Lile Aux Crayons 3
©L'île aux crayons

Personnalités authentiques du Livradois-Forez La poésie dans le crayon, mine de rien

Dans son atelier de l’Île aux crayons à Olliegues, Patrick Tourre se met en scène lors de visites pour mieux expliquer son savoir-faire. Autour du crayon.

L'importance du détail 

Comme avant d’entrer en scène, Patrick Tourre fume une dernière cigarette sur les bords de la D906 à Olliergues. En effet, devant son atelier l’Île aux crayons dans lequel le géant hirsute se prépare à tenir en haleine la vingtaine de spectateurs-visiteurs, l’artisan a le (bon) mot facile. Il arbore un sourire chaleureux derrière un masque chirurgical (Covid-19 oblige).

Une fois de plus, comme chaque année et plusieurs fois par jour, l’Ollierguois s’apprête à faire le show.

Pendant une heure, dans un mélange savant de bonhomie, d’humour et de pédagogie, Patrick Tourre présente en effet son activité. Dans laquelle il s’est lancé depuis plus de vingt ans. L’homme s’est installé à Olliergues au début des années 2000. Il y conçoit et façonne des crayons singuliers aux formes brutes. Ils ont la forme des branches d’arbre qu’il utilise.

« Mon travail consiste ainsi à fabriquer des crayons majoritairement dans du saule ou de l’osier », résume-t-il en préambule de sa longue démonstration. Dans la fraîcheur d’un atelier à son image : posters de Nougaro, des Rita Mitsouko aux murs, tapis anciens jonchés de copeaux de bois sur lesquels des bancs d’écoliers ont été alignés, sans oublier les effluves de bois des granges d’antan.

« Je suis un mec assez bordélique », concède un Patrick Tourre tout à fait conscient de l’importance du visuel. « Je ne voulais pas d’un intérieur à la “Mode et travaux”. Ici, chaque détail a son importance et je veux que les gens puissent ainsi se fixer sur un des objets.
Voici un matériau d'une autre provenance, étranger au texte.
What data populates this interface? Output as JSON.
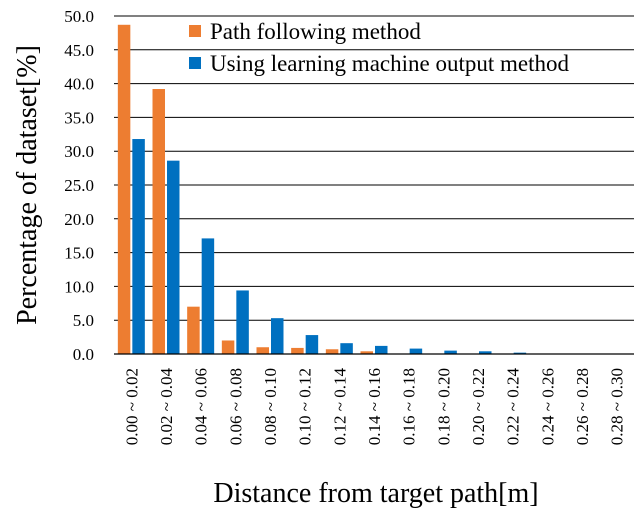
{
  "chart_data": {
    "type": "bar",
    "title": "",
    "xlabel": "Distance from target path[m]",
    "ylabel": "Percentage of dataset[%]",
    "ylim": [
      0,
      50
    ],
    "yticks": [
      "0.0",
      "5.0",
      "10.0",
      "15.0",
      "20.0",
      "25.0",
      "30.0",
      "35.0",
      "40.0",
      "45.0",
      "50.0"
    ],
    "grid": "horizontal",
    "legend_position": "top-right",
    "categories": [
      "0.00 ~ 0.02",
      "0.02 ~ 0.04",
      "0.04 ~ 0.06",
      "0.06 ~ 0.08",
      "0.08 ~ 0.10",
      "0.10 ~ 0.12",
      "0.12 ~ 0.14",
      "0.14 ~ 0.16",
      "0.16 ~ 0.18",
      "0.18 ~ 0.20",
      "0.20 ~ 0.22",
      "0.22 ~ 0.24",
      "0.24 ~ 0.26",
      "0.26 ~ 0.28",
      "0.28 ~ 0.30"
    ],
    "series": [
      {
        "name": "Path following method",
        "color": "#ED7D31",
        "values": [
          48.7,
          39.2,
          7.0,
          2.0,
          1.0,
          0.9,
          0.7,
          0.4,
          0.0,
          0.0,
          0.0,
          0.0,
          0.0,
          0.0,
          0.0
        ]
      },
      {
        "name": "Using learning machine output method",
        "color": "#0070C0",
        "values": [
          31.8,
          28.6,
          17.1,
          9.4,
          5.3,
          2.8,
          1.6,
          1.2,
          0.8,
          0.5,
          0.4,
          0.2,
          0.0,
          0.0,
          0.0
        ]
      }
    ]
  }
}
Certains sont volontairement camouflés. Il faut faire un effort pour être émerveillé. » Installé derrière son tour face au public, l’artisan poursuit ses explications.

« Je vais chercher mes bois dans la nature alentour, explique-t-il. Je découpe des petits morceaux de 22 centimètres. Avec une mèche à bois je perce d’un côté et de l’autre pour y introduire deux mines, une dans chaque orifice. »
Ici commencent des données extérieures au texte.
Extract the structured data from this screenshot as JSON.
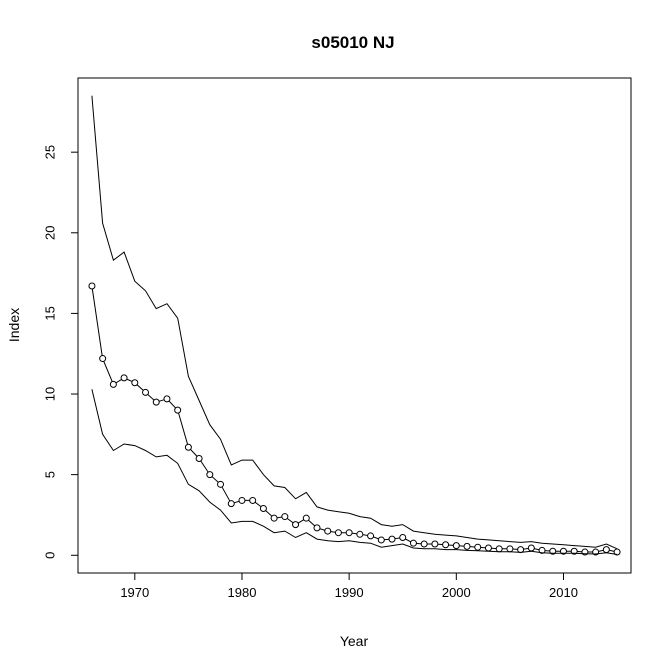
{
  "chart_data": {
    "type": "line",
    "title": "s05010 NJ",
    "xlabel": "Year",
    "ylabel": "Index",
    "xlim": [
      1964.7,
      2016.3
    ],
    "ylim": [
      -1.1,
      29.6
    ],
    "x_ticks": [
      1970,
      1980,
      1990,
      2000,
      2010
    ],
    "y_ticks": [
      0,
      5,
      10,
      15,
      20,
      25
    ],
    "grid": false,
    "legend": "none",
    "x": [
      1966,
      1967,
      1968,
      1969,
      1970,
      1971,
      1972,
      1973,
      1974,
      1975,
      1976,
      1977,
      1978,
      1979,
      1980,
      1981,
      1982,
      1983,
      1984,
      1985,
      1986,
      1987,
      1988,
      1989,
      1990,
      1991,
      1992,
      1993,
      1994,
      1995,
      1996,
      1997,
      1998,
      1999,
      2000,
      2001,
      2002,
      2003,
      2004,
      2005,
      2006,
      2007,
      2008,
      2009,
      2010,
      2011,
      2012,
      2013,
      2014,
      2015
    ],
    "series": [
      {
        "role": "upper",
        "markers": false,
        "values": [
          28.5,
          20.6,
          18.3,
          18.8,
          17.0,
          16.4,
          15.3,
          15.6,
          14.7,
          11.1,
          9.6,
          8.1,
          7.2,
          5.6,
          5.9,
          5.9,
          5.0,
          4.3,
          4.2,
          3.5,
          3.9,
          3.0,
          2.8,
          2.7,
          2.6,
          2.4,
          2.3,
          1.9,
          1.8,
          1.9,
          1.5,
          1.4,
          1.3,
          1.25,
          1.2,
          1.1,
          1.0,
          0.95,
          0.9,
          0.85,
          0.8,
          0.85,
          0.75,
          0.7,
          0.65,
          0.6,
          0.55,
          0.5,
          0.7,
          0.4
        ]
      },
      {
        "role": "estimate",
        "markers": true,
        "values": [
          16.7,
          12.2,
          10.6,
          11.0,
          10.7,
          10.1,
          9.5,
          9.7,
          9.0,
          6.7,
          6.0,
          5.0,
          4.4,
          3.2,
          3.4,
          3.4,
          2.9,
          2.3,
          2.4,
          1.9,
          2.3,
          1.7,
          1.5,
          1.4,
          1.4,
          1.3,
          1.2,
          0.95,
          1.0,
          1.1,
          0.75,
          0.7,
          0.7,
          0.65,
          0.6,
          0.55,
          0.5,
          0.45,
          0.4,
          0.4,
          0.35,
          0.45,
          0.3,
          0.25,
          0.25,
          0.25,
          0.2,
          0.2,
          0.35,
          0.2
        ]
      },
      {
        "role": "lower",
        "markers": false,
        "values": [
          10.3,
          7.5,
          6.5,
          6.9,
          6.8,
          6.5,
          6.1,
          6.2,
          5.7,
          4.4,
          4.0,
          3.3,
          2.8,
          2.0,
          2.1,
          2.1,
          1.8,
          1.4,
          1.5,
          1.1,
          1.4,
          1.0,
          0.9,
          0.85,
          0.9,
          0.8,
          0.75,
          0.5,
          0.6,
          0.7,
          0.45,
          0.4,
          0.4,
          0.35,
          0.35,
          0.3,
          0.28,
          0.25,
          0.22,
          0.22,
          0.18,
          0.25,
          0.15,
          0.12,
          0.12,
          0.12,
          0.1,
          0.08,
          0.15,
          0.05
        ]
      }
    ]
  }
}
Vient ensuite la pratique. Penché sur son tour, l’artisan au nom prédestiné, effectue devant l’assistance le geste reproduit à l’infini ou presque. Chaque année, Patrick Tourre produit ainsi jusqu’à 6.000 crayons par an et à la main.

Devant un public conquis qu’il n’hésite pas à questionner ou provoquer en douceur dans un tutoiement de rigueur, l’homme digresse sur l’essence des arbres, leur couleur.

« Cet arbre est noir mais lorsqu’il est encore vert, il est rouge », ou encore l’aspirine. Sans oublier de tourner autour du pot… de crayons.

Preuve à l’appui, on apprend donc que la mine ne se casse pas quand le crayon tombe.

« Elle se casse quand on le taille », assure-t-il. Comment aussi tailler correctement l’objet : « Il faut tourner le taille-crayon et non le crayon. »

Le crayon : un objet poétique 

En à peine une heure, et mine de rien, Patrick Tourre réussit à faire de cet objet utilitaire et tombé un peu en désuétude, un sujet étonnant et poétique.

Comme un prolongement de la main et de la pensée, les crayons sauvages, jamais rectilignes de Patrick Tourre sont à l’image de son concepteur.

Humaniste et libre, l’ancien baroudeur (né en Tunisie, revenu en France puis parti en Afrique, ayant aussi travaillé sur des plateformes pétrolières), fait fi des conventions et se méfie notamment du rapport marchand. À travers la visite de son atelier, hors du commun, il donne aux visiteurs la possibilité de comprendre son travail. Tente d’insuffler l’envie et donc le plaisir d’acheter à la fin de la visite ses crayons aux noms. Eux aussi farfelus comme le « Tutti color » ou le « Zigotto ».

Pari réussi encore cette fois-ci. Chacun repart avec un crayon de Patrick Tourre. Comme un petit bout de cet artisan singulier.

Pratique : Cet été, les visites et démonstrations de l’atelier de l’Île aux crayons à Olliergues se déroulent jusqu’au vendredi 21 août : les lundis, mardis, mercredis et jeudis à 15, 16, 17 et 18 heures (ouvert samedi 15 août). La boutique reste ouverte les vendredis de 14 à 19 heures.